Unfortunately the problem I am still faced with is that WMU still returns an error "Live view cannot be started. Check the camera" There seems to be nothing wrong with the camera and all the other functions between snapbridge and the camera seem to work. Anyone overcome this? The phone is a Samsung Galaxy J7 pro
 

ChuckT

Senior Member
This is something I have been dealing with the past week. I cannot, under any circumstances get the wireless to connect to my phone. I have tried using an old Samsung S7 and it still isn't picking up a signal. The other thing I've noticed is the battery drains incredibly fast. I even tried connecting to my latest gen iPod touch. It seems like the camera is just not broadcasting a wireless signal to pick up
 

BigHair

New member
I could not figure this out until someone mentioned WMU.

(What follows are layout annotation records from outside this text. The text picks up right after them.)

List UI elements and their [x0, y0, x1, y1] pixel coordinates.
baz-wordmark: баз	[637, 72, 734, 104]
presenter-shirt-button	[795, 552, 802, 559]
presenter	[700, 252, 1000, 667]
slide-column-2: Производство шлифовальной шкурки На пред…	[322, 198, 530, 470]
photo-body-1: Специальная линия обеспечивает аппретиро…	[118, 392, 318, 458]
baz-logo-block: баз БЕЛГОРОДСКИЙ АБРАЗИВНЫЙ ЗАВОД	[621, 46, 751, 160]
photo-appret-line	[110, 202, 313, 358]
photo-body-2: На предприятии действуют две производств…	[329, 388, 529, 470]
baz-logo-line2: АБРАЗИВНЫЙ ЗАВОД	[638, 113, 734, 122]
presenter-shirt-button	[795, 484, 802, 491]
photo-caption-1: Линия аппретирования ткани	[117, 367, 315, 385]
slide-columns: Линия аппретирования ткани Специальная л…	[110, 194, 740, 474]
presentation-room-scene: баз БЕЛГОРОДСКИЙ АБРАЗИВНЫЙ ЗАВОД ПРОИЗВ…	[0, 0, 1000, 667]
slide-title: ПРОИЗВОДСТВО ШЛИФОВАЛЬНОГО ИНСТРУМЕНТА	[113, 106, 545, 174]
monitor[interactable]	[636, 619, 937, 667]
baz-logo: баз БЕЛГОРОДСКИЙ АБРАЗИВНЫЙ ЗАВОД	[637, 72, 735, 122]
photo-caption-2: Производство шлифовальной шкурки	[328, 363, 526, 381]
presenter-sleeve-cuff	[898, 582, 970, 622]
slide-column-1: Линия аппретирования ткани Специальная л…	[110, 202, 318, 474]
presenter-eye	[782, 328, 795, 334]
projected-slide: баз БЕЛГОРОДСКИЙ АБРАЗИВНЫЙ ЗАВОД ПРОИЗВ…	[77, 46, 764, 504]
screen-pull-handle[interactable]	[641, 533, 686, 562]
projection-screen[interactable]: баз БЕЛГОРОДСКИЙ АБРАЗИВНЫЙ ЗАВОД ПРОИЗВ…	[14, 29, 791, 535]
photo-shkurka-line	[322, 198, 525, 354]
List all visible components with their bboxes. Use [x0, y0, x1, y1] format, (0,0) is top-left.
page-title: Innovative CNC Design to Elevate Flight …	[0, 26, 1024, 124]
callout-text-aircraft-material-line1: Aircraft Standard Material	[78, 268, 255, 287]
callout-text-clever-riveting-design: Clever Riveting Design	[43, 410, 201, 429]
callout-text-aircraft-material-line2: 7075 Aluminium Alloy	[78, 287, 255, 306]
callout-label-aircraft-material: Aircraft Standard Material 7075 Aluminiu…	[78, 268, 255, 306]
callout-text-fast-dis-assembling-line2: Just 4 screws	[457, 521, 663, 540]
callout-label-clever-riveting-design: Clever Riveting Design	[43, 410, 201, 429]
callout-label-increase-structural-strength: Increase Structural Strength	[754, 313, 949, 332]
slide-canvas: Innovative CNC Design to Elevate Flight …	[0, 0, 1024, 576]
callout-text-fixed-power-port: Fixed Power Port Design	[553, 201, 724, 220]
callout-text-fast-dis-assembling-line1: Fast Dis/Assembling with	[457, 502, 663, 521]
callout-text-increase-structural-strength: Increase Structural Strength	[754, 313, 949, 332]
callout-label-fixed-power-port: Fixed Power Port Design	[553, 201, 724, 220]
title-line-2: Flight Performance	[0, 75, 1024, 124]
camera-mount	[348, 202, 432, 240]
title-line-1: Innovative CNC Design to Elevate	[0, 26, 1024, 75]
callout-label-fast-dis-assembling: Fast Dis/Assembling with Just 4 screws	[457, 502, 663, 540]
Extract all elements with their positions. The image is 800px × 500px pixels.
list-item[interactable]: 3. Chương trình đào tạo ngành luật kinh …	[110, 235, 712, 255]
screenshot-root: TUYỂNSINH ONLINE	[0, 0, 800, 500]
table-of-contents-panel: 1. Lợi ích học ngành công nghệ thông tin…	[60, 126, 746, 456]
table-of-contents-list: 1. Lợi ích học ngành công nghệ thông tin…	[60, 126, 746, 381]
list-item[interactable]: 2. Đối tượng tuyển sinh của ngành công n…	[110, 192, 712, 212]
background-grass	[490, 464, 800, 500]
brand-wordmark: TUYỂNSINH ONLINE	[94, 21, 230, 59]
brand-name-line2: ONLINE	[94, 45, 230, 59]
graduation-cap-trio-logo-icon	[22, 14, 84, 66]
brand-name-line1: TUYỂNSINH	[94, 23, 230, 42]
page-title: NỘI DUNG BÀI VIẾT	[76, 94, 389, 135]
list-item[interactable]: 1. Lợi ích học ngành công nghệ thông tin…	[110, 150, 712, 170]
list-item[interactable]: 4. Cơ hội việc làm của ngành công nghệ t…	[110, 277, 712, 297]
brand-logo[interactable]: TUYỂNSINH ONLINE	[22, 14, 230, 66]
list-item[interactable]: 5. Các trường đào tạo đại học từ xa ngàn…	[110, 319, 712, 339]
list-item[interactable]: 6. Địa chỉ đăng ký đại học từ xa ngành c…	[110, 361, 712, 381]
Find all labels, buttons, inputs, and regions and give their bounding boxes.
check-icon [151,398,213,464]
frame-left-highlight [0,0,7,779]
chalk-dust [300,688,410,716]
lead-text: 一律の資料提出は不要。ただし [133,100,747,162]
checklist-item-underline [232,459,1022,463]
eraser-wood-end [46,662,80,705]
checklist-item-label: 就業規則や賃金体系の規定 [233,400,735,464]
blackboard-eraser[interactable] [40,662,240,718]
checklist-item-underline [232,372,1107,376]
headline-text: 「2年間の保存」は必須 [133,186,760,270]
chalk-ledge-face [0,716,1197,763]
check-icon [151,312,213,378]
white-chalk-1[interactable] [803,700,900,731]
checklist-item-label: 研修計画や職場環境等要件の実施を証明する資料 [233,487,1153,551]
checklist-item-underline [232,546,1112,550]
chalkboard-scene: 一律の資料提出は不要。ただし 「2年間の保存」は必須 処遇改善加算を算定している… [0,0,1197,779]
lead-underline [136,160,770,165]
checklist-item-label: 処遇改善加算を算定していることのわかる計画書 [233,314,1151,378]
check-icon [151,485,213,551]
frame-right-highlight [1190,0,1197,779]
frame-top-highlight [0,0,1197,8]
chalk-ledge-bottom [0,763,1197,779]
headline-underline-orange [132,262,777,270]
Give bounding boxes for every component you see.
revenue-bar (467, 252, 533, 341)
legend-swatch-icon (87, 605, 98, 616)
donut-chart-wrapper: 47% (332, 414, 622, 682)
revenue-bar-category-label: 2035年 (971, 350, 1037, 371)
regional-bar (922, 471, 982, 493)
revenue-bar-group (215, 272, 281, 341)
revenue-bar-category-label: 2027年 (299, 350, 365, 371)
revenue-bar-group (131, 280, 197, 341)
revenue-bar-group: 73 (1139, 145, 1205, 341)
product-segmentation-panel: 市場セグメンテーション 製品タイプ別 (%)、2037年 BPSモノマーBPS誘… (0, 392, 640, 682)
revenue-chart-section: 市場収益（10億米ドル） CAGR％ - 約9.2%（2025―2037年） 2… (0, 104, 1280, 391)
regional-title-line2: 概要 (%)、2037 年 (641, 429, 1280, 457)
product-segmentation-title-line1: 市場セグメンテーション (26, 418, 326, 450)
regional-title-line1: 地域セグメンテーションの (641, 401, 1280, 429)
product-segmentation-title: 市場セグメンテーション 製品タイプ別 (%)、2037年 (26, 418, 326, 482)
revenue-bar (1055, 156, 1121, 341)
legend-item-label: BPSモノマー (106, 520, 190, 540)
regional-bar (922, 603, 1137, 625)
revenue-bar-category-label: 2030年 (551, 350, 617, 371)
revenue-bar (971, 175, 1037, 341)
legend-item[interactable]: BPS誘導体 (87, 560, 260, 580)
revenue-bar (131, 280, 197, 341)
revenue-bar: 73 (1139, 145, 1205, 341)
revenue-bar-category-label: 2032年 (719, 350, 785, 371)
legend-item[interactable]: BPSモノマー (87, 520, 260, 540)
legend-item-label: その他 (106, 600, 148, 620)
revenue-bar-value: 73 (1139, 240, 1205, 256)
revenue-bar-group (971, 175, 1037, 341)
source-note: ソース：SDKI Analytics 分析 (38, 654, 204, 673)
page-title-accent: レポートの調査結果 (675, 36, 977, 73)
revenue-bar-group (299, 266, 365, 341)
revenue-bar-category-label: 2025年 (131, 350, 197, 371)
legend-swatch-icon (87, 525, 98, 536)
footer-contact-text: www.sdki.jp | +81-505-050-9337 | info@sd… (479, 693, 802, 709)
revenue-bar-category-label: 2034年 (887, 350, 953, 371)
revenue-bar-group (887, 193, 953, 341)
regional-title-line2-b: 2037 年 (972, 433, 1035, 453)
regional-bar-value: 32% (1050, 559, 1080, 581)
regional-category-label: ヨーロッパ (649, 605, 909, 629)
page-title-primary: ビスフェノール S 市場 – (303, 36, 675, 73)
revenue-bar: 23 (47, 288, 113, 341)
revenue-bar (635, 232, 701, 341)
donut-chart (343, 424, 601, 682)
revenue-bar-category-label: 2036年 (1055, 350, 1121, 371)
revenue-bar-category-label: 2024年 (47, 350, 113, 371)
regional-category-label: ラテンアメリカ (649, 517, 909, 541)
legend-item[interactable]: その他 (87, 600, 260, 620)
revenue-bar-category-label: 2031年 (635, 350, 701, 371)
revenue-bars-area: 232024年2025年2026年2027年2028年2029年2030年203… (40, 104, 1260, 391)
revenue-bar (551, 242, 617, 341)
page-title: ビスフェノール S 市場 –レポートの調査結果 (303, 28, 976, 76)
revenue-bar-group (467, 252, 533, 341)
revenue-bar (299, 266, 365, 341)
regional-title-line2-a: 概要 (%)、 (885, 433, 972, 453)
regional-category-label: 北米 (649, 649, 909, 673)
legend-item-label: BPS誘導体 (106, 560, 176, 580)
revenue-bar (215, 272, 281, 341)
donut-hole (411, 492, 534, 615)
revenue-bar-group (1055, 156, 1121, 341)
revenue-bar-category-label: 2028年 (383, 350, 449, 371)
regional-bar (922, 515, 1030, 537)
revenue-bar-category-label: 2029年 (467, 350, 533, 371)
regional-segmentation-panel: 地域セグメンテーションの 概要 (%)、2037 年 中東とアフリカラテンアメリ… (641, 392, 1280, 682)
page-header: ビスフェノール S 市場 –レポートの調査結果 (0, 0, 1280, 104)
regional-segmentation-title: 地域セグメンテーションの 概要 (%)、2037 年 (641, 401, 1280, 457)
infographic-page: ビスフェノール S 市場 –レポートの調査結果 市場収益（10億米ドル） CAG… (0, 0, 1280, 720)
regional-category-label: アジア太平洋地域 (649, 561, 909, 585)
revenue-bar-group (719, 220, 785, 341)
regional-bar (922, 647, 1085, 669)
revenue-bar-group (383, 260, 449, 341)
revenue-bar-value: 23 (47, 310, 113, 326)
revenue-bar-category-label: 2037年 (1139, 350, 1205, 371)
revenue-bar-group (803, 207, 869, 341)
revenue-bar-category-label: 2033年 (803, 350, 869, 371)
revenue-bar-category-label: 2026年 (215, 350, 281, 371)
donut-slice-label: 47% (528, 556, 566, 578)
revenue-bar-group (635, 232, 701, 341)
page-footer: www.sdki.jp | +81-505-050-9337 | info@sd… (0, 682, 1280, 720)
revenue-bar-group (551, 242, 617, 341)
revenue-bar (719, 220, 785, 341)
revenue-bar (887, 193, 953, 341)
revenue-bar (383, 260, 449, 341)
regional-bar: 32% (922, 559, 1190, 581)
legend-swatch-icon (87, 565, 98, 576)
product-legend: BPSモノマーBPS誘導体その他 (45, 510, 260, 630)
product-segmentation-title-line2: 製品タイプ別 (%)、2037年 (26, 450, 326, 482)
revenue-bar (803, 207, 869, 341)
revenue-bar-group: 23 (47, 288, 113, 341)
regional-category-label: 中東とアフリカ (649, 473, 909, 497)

Follow these steps in order...

Download and Install Firmware: latest firmware for the Nikon D5600
As of today 1/30/2021 The Latest Firmware 1.10 updated from 1.03 (Windows or MAC)
Follow directions exactly!
https://downloadcenter.nikonimglib.com/en/download/fw/326.html

Download and Install phone app: WMU Nikon Wireless Mobile Utility app (Windows or MAC)
https://www.nikonusa.com/en/nikon-products/wireless-mobile-utility-app.page

Download and Install phone app: SnapBridge app version 2.7 as of today 1/30/2021 (Windows or MAC)

https://www.nikonusa.com/en/nikon-products/snapbridge-app.page

This fixed my Bluetooth and Wifi connection issues with the Nikon D5600. WMU app was necessary to fix.